Dans une interview partagée sur son blog [8], elle déclare :

Tenemos que desmontar la asociación entre sufrimiento y amor, acabar con la cultura del aguante femenino, poner de moda el buen trato y construir colectivamente una ética del amor que nos permita aprender a querernos bien, más y mejor

Nous devons déconstruire l’association entre la souffrance et l’amour, en finir avec la culture de l’endurance des femmes, mettre au goût du jour le fait de bien traiter les autres et construire collectivement une éthique de l’amour qui permette de bien nous aimer [et d'aimer les autres], davantage et mieux.

6. Pourquoi l'amour fait mal

Eva Illouz, une autre chercheuse en sciences sociales venue d’Israël, a proposé une explication sociologique à la question de pourquoi l’amour fait mal [9], qui est liée aux possibilités qu’offre Internet dans le choix d’un partenaire. Dans un article récent publié par Hareetz [10], Eva Illouz s'interroge sur la  célébration de l’amour et la façon dont cet amour, tel que nous le comprenons, représente une large toile de fond d’échecs douloureux :

Toute personne dotée d’yeux peut voir que le chemin vers l’amour romantique est pavé d’une quantité inimaginable d’humiliations : premiers rendez-­vous décevants ; coups d’un soir vides de sens et dévalorisants ; promesses non tenues ; engagements sans enthousiasme ; princes transformés en vils crapauds ; vies partagées qui finissent en mensonges et trahisons. Pire que ces humiliations, il y a les vies partagées qui ne finissent jamais, et continuent de mettre en scène leur propre éreintement et leur rage impuissante.

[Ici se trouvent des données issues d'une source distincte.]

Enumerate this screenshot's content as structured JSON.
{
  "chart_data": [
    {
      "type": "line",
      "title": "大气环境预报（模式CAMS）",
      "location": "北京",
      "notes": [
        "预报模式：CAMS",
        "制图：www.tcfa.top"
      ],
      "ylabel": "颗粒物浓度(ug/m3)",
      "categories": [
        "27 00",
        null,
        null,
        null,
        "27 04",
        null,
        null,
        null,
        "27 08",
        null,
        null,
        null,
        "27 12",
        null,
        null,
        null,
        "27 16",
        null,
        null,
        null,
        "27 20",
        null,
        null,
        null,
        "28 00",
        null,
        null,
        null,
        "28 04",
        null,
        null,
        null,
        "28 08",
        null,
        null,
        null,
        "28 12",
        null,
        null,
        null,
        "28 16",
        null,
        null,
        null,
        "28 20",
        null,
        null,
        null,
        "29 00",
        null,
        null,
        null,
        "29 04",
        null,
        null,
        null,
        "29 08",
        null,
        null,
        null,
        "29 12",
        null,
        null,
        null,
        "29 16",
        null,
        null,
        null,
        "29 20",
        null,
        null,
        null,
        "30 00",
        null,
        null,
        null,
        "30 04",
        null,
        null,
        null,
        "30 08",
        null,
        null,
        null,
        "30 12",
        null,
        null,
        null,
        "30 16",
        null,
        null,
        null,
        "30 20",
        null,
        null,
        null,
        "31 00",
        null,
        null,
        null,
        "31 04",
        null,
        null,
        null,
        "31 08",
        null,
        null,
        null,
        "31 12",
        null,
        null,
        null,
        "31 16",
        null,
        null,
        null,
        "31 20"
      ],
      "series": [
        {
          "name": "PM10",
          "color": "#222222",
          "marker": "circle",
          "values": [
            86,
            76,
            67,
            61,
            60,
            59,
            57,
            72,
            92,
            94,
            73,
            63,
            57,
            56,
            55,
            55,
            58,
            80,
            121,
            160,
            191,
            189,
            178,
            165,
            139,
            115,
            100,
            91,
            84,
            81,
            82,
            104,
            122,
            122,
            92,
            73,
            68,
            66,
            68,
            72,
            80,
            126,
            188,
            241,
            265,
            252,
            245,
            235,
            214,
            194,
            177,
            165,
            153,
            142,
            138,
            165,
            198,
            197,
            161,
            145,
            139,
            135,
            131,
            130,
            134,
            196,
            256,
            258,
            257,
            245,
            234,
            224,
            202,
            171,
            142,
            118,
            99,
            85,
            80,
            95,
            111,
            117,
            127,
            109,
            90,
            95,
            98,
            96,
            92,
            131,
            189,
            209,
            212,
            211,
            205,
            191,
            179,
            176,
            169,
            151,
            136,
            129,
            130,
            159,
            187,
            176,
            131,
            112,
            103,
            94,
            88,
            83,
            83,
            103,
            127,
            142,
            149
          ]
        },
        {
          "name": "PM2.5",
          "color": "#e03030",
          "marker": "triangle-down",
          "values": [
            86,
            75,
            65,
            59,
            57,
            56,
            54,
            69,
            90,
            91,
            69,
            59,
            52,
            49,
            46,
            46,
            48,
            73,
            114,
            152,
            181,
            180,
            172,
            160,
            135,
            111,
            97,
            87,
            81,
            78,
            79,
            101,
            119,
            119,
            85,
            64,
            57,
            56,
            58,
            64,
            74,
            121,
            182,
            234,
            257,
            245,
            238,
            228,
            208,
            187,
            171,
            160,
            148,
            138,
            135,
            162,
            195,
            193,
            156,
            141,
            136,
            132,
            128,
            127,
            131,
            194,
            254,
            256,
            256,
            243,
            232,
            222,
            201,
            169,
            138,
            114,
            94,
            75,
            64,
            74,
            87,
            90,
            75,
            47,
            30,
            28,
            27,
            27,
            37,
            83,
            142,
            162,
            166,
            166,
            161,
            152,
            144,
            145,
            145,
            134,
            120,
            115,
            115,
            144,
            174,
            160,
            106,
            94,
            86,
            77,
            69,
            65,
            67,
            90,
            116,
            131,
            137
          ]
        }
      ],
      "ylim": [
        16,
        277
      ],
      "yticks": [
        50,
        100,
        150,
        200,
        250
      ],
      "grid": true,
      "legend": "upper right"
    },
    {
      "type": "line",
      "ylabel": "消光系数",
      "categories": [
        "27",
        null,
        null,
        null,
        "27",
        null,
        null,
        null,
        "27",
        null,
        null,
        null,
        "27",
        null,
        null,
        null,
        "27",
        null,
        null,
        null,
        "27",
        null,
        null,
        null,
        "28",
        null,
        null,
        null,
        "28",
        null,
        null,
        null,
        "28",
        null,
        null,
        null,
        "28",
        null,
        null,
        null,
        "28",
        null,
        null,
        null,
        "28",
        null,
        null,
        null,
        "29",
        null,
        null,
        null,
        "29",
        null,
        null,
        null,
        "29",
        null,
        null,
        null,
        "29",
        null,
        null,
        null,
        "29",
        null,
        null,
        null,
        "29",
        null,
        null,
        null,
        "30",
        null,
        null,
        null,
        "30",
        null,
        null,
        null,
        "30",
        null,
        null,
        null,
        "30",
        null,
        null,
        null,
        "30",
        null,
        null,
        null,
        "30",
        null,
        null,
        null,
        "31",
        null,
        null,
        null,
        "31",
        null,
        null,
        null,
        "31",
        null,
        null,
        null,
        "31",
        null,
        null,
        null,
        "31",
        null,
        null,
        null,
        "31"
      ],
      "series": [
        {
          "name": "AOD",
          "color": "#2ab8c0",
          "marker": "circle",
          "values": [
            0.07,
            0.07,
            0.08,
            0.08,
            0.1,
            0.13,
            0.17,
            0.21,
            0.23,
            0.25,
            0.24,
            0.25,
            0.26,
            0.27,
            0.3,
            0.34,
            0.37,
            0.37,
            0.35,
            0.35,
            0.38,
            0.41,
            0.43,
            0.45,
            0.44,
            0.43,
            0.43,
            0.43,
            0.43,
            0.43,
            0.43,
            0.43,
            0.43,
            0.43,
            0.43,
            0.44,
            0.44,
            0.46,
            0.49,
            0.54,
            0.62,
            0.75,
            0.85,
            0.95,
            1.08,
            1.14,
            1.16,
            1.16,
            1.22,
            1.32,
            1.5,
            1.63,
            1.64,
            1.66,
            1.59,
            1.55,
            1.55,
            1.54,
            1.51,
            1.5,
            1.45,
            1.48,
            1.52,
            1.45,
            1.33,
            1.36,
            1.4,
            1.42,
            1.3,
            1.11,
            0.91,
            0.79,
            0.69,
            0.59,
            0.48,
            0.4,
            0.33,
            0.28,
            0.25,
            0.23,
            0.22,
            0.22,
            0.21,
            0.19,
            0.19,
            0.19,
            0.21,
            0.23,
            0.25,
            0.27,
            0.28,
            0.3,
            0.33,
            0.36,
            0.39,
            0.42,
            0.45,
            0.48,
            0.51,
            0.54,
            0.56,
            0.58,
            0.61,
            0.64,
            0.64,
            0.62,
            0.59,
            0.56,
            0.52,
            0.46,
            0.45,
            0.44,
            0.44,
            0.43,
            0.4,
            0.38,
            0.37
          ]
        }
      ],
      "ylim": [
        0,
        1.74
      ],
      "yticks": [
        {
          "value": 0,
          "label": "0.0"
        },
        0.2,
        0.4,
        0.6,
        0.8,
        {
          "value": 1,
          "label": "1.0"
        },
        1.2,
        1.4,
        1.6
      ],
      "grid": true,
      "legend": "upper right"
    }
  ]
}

Dans le même article, Illouz réfléchit à l’idée d’amitié et à la façon dont elle peut s’apparenter à un attachement basé sur l’amour, mais sans impliquer les éléments principaux qui font souffrir :

Alors que nous reconnaissons presque toujours la sensation de tomber amoureux, nous pouvons mettre un assez long moment à réaliser que nous avons trouvé un ami en quelqu’un. L’amitié n’a alors aucun commencement dramatique, fondamental, et n’implique pas non plus de rituel social clair ou de « règles d’engagement » (contrairement à la séduction), ni l’urgence de l’amour. Elle va de pair avec les mouvements et flux de notre vie, et s’abstient d’y apporter les signes extérieurs dramatiques et théâtraux de l’amour. Précisément pour cette raison, l’amitié n’est pas une maladie de notre esprit : nous la suspectons rarement d’être le fruit de notre imagination.